IT News 2010
At the end of this year, it’s not the time to look back, but to look forward! I’d even like to fast-forward, to skip 2009, and hereby present my technology predictions for 2010.

e-Health
The Wireless Body Area Network (WBAN) will be introduced, which is a first step towards true telemedicine (m-health). The WBAN consists of intercommunicating wireless sensors, either wearable or implanted into the human body, which monitor vital body parameters and movements. These devices transmit data to a home base station, from where the data can be forwarded real-time to a hospital or clinic. By the way, in 2004 Microsoft obtained US Patent 6,754,472 “method and apparatus for transmitting power and data using the human body”. That means if WBAN’s start making use of conducting properties of the human body, Microsoft will benefit.

Security
SHA-1 will not be the preferred algorithm for generating 160-bit secure hashes anymore. Recently, Chinese researchers have shown that it is possible to generate collisions in the full SHA-1 in 2**69 hash operations, much less than the brute-force attack of 2**80 operations (Birthday attack). History shows that reducing the brute-force key space is only the beginning of the end: the attack will be optimized and improved.  I expect the first publicly generated SHA-1 collision to surface by the end of 2010. Because NIST is already holding the first-round (with 51 candidates) of its hash algorithm competition, a new official hash algorithm (mostly likely 512-bit) will be available before 2010.

Virtual Worlds
At the moment, Virtual Worlds for adults without a game concept are still not a great success. For example, Second Life currently only has 1,5 million logins in the last 60 days. In comparison (the paid) roleplaying game World of Warcraft (WoW) has 11.5 million monthly subscribers. Communities for kids are doing better: Habbo Hotel typically has 8.5 million logins a day. In 2010 there will be a huge revival of Virtual Worlds, because they finally will be easier to use and will have better graphics that leverage the newest GPU’s. This should make them at least as attractive as WoW is now. By 2010, games (in all their forms) will be by far the biggest platform for the advertisement and sales of music; later on, Virtual Worlds will follow.

Hardware
In 2010 Blue-ray Disks (BD) will be a mass product, surpassing the dual layer DVD as the main storage for consumers. Beware that long before 2010, you should have converted all your old VCR tapes to something digital, because the last company that offers this service recently closed.

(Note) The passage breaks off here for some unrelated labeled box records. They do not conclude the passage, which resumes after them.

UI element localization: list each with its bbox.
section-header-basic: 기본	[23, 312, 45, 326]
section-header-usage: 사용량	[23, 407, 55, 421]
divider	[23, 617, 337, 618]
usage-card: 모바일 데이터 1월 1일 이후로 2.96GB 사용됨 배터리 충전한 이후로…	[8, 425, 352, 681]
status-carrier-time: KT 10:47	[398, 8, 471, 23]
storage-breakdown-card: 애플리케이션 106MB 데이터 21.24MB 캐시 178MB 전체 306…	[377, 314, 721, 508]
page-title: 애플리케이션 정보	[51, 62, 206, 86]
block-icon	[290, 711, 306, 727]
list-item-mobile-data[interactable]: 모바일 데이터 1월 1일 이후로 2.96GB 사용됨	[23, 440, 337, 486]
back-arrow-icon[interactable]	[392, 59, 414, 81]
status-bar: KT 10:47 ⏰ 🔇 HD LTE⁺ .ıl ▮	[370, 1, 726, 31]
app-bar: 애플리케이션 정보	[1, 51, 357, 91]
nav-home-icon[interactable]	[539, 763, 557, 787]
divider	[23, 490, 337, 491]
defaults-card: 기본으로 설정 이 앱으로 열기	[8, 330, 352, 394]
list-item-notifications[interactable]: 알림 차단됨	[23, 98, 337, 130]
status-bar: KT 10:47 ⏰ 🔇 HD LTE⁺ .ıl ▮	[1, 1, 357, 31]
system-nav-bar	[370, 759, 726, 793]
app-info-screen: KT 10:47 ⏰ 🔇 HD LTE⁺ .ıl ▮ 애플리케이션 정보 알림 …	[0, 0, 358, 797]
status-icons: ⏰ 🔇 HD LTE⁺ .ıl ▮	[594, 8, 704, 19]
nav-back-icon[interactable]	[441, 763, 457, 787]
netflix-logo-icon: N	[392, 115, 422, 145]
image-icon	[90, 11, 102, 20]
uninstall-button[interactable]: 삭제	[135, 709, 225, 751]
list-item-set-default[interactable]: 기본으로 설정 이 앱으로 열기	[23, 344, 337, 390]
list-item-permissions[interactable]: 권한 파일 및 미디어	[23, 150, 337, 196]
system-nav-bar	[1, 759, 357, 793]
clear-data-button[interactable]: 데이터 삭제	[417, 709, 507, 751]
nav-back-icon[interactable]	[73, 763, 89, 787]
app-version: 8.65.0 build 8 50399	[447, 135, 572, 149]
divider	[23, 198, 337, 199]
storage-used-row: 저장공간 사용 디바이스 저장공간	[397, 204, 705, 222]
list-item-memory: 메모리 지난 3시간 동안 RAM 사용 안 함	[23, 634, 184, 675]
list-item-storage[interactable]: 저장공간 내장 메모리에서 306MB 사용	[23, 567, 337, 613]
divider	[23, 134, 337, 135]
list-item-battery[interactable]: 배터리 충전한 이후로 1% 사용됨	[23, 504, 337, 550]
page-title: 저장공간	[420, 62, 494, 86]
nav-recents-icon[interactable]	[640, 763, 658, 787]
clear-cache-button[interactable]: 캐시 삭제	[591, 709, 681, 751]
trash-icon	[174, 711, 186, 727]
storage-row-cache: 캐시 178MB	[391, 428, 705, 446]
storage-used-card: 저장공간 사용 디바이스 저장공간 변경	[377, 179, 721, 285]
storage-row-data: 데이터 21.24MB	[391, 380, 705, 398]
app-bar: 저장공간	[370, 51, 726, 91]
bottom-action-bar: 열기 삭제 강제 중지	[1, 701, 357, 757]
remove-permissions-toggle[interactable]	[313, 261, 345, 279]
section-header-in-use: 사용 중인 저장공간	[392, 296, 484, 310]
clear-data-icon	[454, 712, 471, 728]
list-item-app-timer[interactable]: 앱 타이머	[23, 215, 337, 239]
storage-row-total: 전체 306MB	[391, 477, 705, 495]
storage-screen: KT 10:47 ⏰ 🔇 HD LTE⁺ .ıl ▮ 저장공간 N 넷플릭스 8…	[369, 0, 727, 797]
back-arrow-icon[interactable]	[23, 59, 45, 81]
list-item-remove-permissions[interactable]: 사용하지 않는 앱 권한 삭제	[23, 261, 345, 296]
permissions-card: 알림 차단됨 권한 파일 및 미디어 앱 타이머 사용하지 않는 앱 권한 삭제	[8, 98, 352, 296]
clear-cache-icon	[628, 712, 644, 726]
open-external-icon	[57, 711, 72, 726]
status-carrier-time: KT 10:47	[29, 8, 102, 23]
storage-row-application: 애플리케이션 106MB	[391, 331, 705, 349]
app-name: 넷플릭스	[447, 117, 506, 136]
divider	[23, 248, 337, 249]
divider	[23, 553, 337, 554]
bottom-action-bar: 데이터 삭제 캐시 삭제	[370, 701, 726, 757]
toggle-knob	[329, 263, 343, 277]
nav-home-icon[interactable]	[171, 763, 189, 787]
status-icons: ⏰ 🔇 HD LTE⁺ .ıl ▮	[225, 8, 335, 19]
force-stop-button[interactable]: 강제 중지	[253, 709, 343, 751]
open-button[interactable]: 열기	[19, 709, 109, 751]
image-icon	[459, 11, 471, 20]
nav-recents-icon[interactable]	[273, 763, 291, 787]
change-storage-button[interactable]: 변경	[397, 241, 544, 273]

Solid State Disks (SSD) will be sold more than SATA harddisks, not only in mobile devices. Furthermore, the trend of multi-core processing will go on. In addition, the CPU will also contain an integrated GPU. An example is the upcoming Intel Larrabee that can be considered a hybrid between a multi-core CPU and a GPU. It will be in production with 12 cores (or more) in 2010. I also predict a great future for OpenCL running on this new hardware.

Networking
In 2010, IPv6 is finally coming to your home. The aim for ISP’s in the European Union is to have 25% of its consumers on IPv6 by the end of 2010. In The Netherlands, pushed by SIDN, the coupling of telephone numbers and Internet domains (Enum), will in place. Notwithstanding caching technology and the use of AJAX (which is there to stay), the Internet will yearly keep transporting 50% more data, mostly peer-to-peer traffic and video data. Between 2003 and 2008 the size of the average webpage (HTML only) has grown about 233%, but the next two years HTML size will not grow much anymore, because of the rise of separately loaded client-side scripting and the need for smaller page footprints to surf on mobile devices. Many web pages will be better accessible by cleanly separating their structure (XHTML), style (CSS) and behaviour (client-side scripting).